Yves Jarvis’ new record, The Same But By Different Means, is a new cycle. Yves Jarvis is itself a clean slate, a recasting of Montreal-based musician Jean-Sebastian Audet. Audet previously created under the name Un Blonde, a name which he says was, at one point, all he wanted. “I felt like I had found, finally, phonetically, the perfect project name with Un Blonde,” he says.

But of course, things change. “Now I’m at a place where I feel like when I hear it, I don’t like it because I don’t identify with it at all,” he continues. “I knew I needed something that I could identify with.” Each aspect of Audet’s work is immensely personal, and Yves Jarvis reflects this literally. Yves is Audet’s middle name, while Jarvis is his mother’s last name.

With The Same But By Different Means, Audet continues to create music that is at once warm, haunting, and unfamiliar while remaining singularly inviting and kind—a mélange that reflects both comfort and its counterpart. The record is brimming with careful folk noir, tender R&B flourishes, pillowy vocal beds that seem to neither begin nor end, and a punkish ambivalence towards saccharine melodics that traditionally dominate the previous three structures. Songs on the record range from 14 seconds long to over eight minutes. The title is itself a step further: with each new project, Audet adds a word to the title.
Each of his releases is driven by a colour: a visual and thematic leitmotif, a palette that reflects and refracts intentions. Un Blonde’s 2017 LP Good Will Come To You was yellow, which Audet cites as his favourite colour. Blue, the colour of The Same But By Different Means, is less endearing. “Blue is more so the colour that I think is imposed on me,” he remarks quietly. “Where the last record was the joy of the morning, and optimism, this record is the pain of the night before sleep.”
“Fruits of Disillusion,” the record’s 12th track, inhabits this aura. “It still weighs so heavy on me/Still unfurling, ever unfurling,” he coos in a beautiful, breathy rasp before shakers and organ arrive like morning light. Follow-up “That Don’t Make It So,” offers an alternative. Over a stuttering bass groove and cheeky keys, Audet challenges in layered vocal harmonies, “Society has set that tone but that don’t make it so/Despite how it appears to you, that don’t make it true.”

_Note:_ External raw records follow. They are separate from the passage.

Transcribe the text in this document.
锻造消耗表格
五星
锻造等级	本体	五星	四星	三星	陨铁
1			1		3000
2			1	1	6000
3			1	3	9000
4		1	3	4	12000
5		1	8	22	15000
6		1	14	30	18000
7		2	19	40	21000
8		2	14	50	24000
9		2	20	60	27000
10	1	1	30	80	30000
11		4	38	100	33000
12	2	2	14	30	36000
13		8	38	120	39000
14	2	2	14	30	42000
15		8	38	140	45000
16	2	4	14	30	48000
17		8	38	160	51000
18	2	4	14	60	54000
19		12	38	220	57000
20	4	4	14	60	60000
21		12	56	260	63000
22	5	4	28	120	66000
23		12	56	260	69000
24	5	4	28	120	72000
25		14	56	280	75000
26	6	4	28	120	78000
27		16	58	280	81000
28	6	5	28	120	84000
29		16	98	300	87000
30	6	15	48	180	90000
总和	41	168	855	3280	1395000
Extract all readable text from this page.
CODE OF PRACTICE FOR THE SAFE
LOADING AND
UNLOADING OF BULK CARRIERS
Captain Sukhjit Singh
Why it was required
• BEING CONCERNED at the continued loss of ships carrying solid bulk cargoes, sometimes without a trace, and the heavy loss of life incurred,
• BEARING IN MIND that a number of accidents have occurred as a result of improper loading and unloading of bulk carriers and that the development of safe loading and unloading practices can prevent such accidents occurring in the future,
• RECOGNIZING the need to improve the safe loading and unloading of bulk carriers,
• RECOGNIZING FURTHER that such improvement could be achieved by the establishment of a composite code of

The second half of the record, Audet says, is unrest. “It’s unrest, but it’s that spectrum of unrest. It’s not always chaos, but sometimes it is.” This tonal discord extended to the process of creating the record, which spanned three years of capturing of sound, relinquishing of possible paths, and demos both scrapped and salvaged. Audet’s gear is essential to his vision—they are the means. But his most prized equipment broke down frequently while he was recording. ”Everything falling apart, all the time,” he deadpans.